Software & Data Management
Control and analysis are unified under Phenom’s proprietary Phenom Desktop Software v5.x, featuring a modular, scriptable Python API (PyPhenom) for custom automation and integration into semiconductor process control systems. Raw datasets include synchronized timestamped SEM frames and AFM force volumes, with pixel-registered overlays generated automatically. Quantitative analysis modules support ISO 25178-compliant surface texture parameters (Sa, Sq, Sdr), current density mapping (nA/µm²), work function histograms (eV), and phase-resolved piezoelectric coefficient extraction (pm/V). Data exports meet FDA 21 CFR Part 11 requirements for electronic records and signatures when configured with user authentication, role-based access, and immutable audit trails.
Applications
This system is routinely deployed in university cleanrooms and industrial R&D labs for failure analysis of FinFETs and GAA transistors, metrology of ALD-grown high-k dielectrics, defect localization in EUV photoresists, and structure–property correlation in transition metal dichalcogenides (e.g., MoS₂, WSe₂). In published case studies, researchers used simultaneous SEM/EFM/phase imaging to distinguish monolayer vs. bilayer MoS₂ domains on SiO₂/Si substrates, correlate grain boundary conductivity (via CAFM) with local topography (AFM), and quantify contact potential difference shifts induced by thermal annealing—all within a single vacuum cycle.
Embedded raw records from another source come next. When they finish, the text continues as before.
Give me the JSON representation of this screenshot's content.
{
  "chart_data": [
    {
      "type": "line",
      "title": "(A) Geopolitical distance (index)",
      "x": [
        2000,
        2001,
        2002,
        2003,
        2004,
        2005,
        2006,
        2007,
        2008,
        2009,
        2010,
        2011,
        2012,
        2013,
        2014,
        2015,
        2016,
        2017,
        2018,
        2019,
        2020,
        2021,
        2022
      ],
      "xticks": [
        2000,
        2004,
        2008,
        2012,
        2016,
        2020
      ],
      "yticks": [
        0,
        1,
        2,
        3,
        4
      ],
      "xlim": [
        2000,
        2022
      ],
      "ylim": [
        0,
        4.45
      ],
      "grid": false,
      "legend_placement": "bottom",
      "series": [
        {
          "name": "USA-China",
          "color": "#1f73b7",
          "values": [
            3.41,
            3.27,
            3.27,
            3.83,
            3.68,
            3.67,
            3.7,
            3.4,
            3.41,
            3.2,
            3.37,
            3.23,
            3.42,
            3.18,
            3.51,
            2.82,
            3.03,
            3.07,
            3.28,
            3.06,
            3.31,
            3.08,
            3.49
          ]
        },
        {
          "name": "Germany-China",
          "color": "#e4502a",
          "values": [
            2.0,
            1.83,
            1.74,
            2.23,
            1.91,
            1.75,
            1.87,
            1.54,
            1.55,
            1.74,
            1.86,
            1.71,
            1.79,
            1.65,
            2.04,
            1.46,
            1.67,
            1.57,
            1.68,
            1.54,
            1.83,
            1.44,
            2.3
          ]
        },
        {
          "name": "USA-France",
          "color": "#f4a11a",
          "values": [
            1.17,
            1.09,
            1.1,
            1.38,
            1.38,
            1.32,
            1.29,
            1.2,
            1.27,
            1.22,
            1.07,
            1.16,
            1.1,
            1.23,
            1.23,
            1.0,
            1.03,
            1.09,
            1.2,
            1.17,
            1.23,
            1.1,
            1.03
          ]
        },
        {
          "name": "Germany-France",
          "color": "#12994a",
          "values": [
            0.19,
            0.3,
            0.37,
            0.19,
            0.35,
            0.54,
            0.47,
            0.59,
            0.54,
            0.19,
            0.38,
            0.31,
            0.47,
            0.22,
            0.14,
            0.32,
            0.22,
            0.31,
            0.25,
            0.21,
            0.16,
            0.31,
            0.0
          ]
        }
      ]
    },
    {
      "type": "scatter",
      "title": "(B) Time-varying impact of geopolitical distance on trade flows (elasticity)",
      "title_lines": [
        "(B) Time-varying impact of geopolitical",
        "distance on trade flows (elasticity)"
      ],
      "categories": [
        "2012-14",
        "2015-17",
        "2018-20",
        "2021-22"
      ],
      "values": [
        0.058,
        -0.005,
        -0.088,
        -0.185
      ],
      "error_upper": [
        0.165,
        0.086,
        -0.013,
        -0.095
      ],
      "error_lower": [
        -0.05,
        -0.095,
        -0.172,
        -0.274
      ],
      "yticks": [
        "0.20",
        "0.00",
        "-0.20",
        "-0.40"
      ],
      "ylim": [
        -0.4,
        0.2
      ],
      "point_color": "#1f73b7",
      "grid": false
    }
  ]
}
The platform also supports in situ electrical biasing (±10 V, 1 pA–100 µA range) and temperature-controlled stages (−20 °C to +80 °C) for dynamic property mapping.
FAQ
Is the AFM probe compatible with standard commercial cantilevers?
Yes—the system accepts industry-standard rectangular and triangular silicon/silicon nitride cantilevers (e.g., Bruker, Nanoworld, Olympus) with nominal spring constants from 0.01 N/m to 40 N/m.
Can the system perform automated defect review (ADR) across large fields of view?
While not a full-wafer inspection tool, the integrated navigation enables tile-based stitching of up to 100 SEM+AFM fields (each ≤ 80 µm²) with automated feature detection and ROI prioritization using machine-learning-assisted pattern recognition.
Does the software support batch processing of I-V curves across multiple locations?
Yes—customizable scripting allows automated acquisition and statistical fitting (e.g., Schottky barrier height, trap density) across >1,000 spatially resolved I-V spectra per session.
What vacuum level is required for AFM operation?
AFM scanning occurs at the same base pressure as SEM imaging (< 1×10⁻⁴ Pa); no additional pumping or differential pumping stages are needed.
How is calibration traceability maintained for quantitative AFM measurements?
All lateral and vertical calibrations are performed using NIST-traceable grating standards (Pitch: 210 nm, Step Height: 20 nm) and verified per ISO/IEC 17025-accredited procedures documented in the system’s Certificate of Calibration.